News from the 53rd Annual Meeting of the APS Division of Plasma Physics
IMAGE:As more lithium is added (with increasing discharge number in yellow), the plasma light changes from red (from recycling of the deuterium fuel gas) to green (lithium emission from the...
A team of scientists working at the U.S. Department of Energy's Princeton Plasma Physics Laboratory (PPPL) has found that increasing the amount of lithium coating in the wall of an experimental fusion reactor greatly improves the ability of experimentalists to contain the hot, ionized gas known as plasma. Adding more lithium also enhances certain plasma properties aiding the reaction, the researchers found.

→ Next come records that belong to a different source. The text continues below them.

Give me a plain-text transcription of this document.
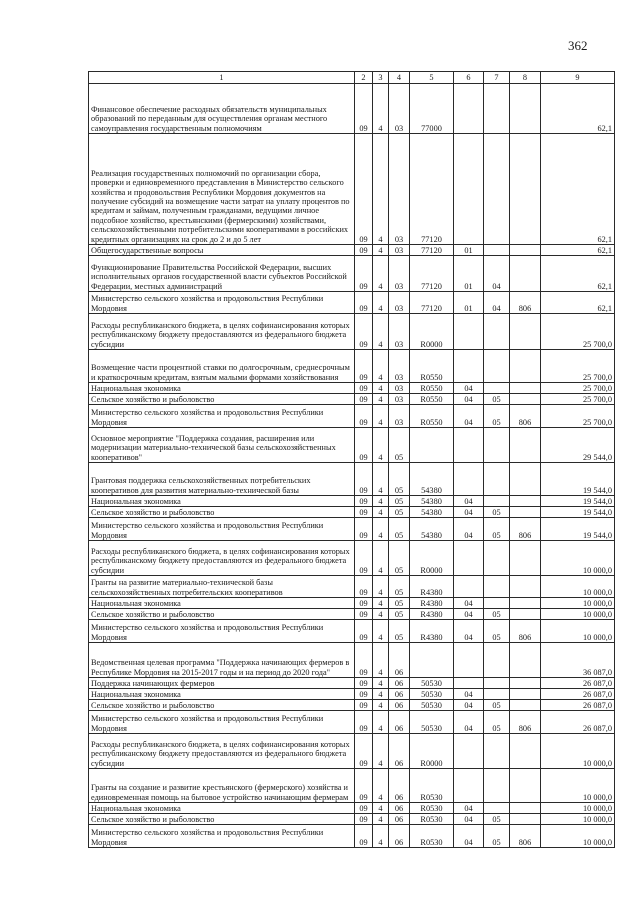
362
1	2	3	4	5	6	7	8	9
Финансовое обеспечение расходных обязательств муниципальных образований по переданным для осуществления органам местного самоуправления государственным полномочиям	09	4	03	77000				62,1
Реализация государственных полномочий по организации сбора, проверки и единовременного представления в Министерство сельского хозяйства и продовольствия Республики Мордовия документов на получение субсидий на возмещение части затрат на уплату процентов по кредитам и займам, полученным гражданами, ведущими личное подсобное хозяйство, крестьянскими (фермерскими) хозяйствами, сельскохозяйственными потребительскими кооперативами в российских кредитных организациях на срок до 2 и до 5 лет	09	4	03	77120				62,1
Общегосударственные вопросы	09	4	03	77120	01			62,1
Функционирование Правительства Российской Федерации, высших исполнительных органов государственной власти субъектов Российской Федерации, местных администраций	09	4	03	77120	01	04		62,1
Министерство сельского хозяйства и продовольствия Республики Мордовия	09	4	03	77120	01	04	806	62,1
Расходы республиканского бюджета, в целях софинансирования которых республиканскому бюджету предоставляются из федерального бюджета субсидии	09	4	03	R0000				25 700,0
Возмещение части процентной ставки по долгосрочным, среднесрочным и краткосрочным кредитам, взятым малыми формами хозяйствования	09	4	03	R0550				25 700,0
Национальная экономика	09	4	03	R0550	04			25 700,0
Сельское хозяйство и рыболовство	09	4	03	R0550	04	05		25 700,0
Министерство сельского хозяйства и продовольствия Республики Мордовия	09	4	03	R0550	04	05	806	25 700,0
Основное мероприятие "Поддержка создания, расширения или модернизации материально-технической базы сельскохозяйственных кооперативов"	09	4	05					29 544,0
Грантовая поддержка сельскохозяйственных потребительских кооперативов для развития материально-технической базы	09	4	05	54380				19 544,0
Национальная экономика	09	4	05	54380	04			19 544,0
Сельское хозяйство и рыболовство	09	4	05	54380	04	05		19 544,0
Министерство сельского хозяйства и продовольствия Республики Мордовия	09	4	05	54380	04	05	806	19 544,0
Расходы республиканского бюджета, в целях софинансирования которых республиканскому бюджету предоставляются из федерального бюджета субсидии	09	4	05	R0000				10 000,0
Гранты на развитие материально-технической базы сельскохозяйственных потребительских кооперативов	09	4	05	R4380				10 000,0
Национальная экономика	09	4	05	R4380	04			10 000,0
Сельское хозяйство и рыболовство	09	4	05	R4380	04	05		10 000,0
Министерство сельского хозяйства и продовольствия Республики Мордовия	09	4	05	R4380	04	05	806	10 000,0
Ведомственная целевая программа "Поддержка начинающих фермеров в Республике Мордовия на 2015-2017 годы и на период до 2020 года"	09	4	06					36 087,0
Поддержка начинающих фермеров	09	4	06	50530				26 087,0
Национальная экономика	09	4	06	50530	04			26 087,0
Сельское хозяйство и рыболовство	09	4	06	50530	04	05		26 087,0
Министерство сельского хозяйства и продовольствия Республики Мордовия	09	4	06	50530	04	05	806	26 087,0
Расходы республиканского бюджета, в целях софинансирования которых республиканскому бюджету предоставляются из федерального бюджета субсидии	09	4	06	R0000				10 000,0
Гранты на создание и развитие крестьянского (фермерского) хозяйства и единовременная помощь на бытовое устройство начинающим фермерам	09	4	06	R0530				10 000,0
Национальная экономика	09	4	06	R0530	04			10 000,0
Сельское хозяйство и рыболовство	09	4	06	R0530	04	05		10 000,0
Министерство сельского хозяйства и продовольствия Республики Мордовия	09	4	06	R0530	04	05	806	10 000,0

"The lesson here for confining plasma is surprising and simple: When you use more and more lithium, the plasma confinement gets better and better," said Rajesh Maingi, a physicist from the Oak Ridge National Laboratory (ORNL) who is on long-term assignment to PPPL. "This is not what we expected to see. We thought the effect would taper off at some point. But it doesn't. When it comes to fusion plasmas, it's "the more, the merrier.'"
If plasma energy confinement is improved, a fusion reactor can, in principle, be made smaller and, therefore, cheaper. Energy confinement is a measure of how long (in seconds) power that is injected into the plasma stays in the plasma before leaking out to the walls.
Spraying lithium onto the inner surface of an experimental fusion device at PPPL known as the National Spherical Torus Experiment (NSTX) improves several other conditions for fusion, the experimenters found. The lithium reduced recycling—the problematic ricocheting of particles into the vessel wall and back into the plasma (Figure 1). Recycling leads to cooling, contamination, and, ultimately, dissipation of the energy of the plasma. In addition to reducing recycling, the lithium coating—and enhanced coatings based on it—also enhanced the reaction by decreasing chaotic instabilities both at the plasma's edge, and also on a larger scale.
The experiment's results indicate that fusion machine designers may be able to reduce the size and the level of heating in future devices designed to use lithium coating technologies.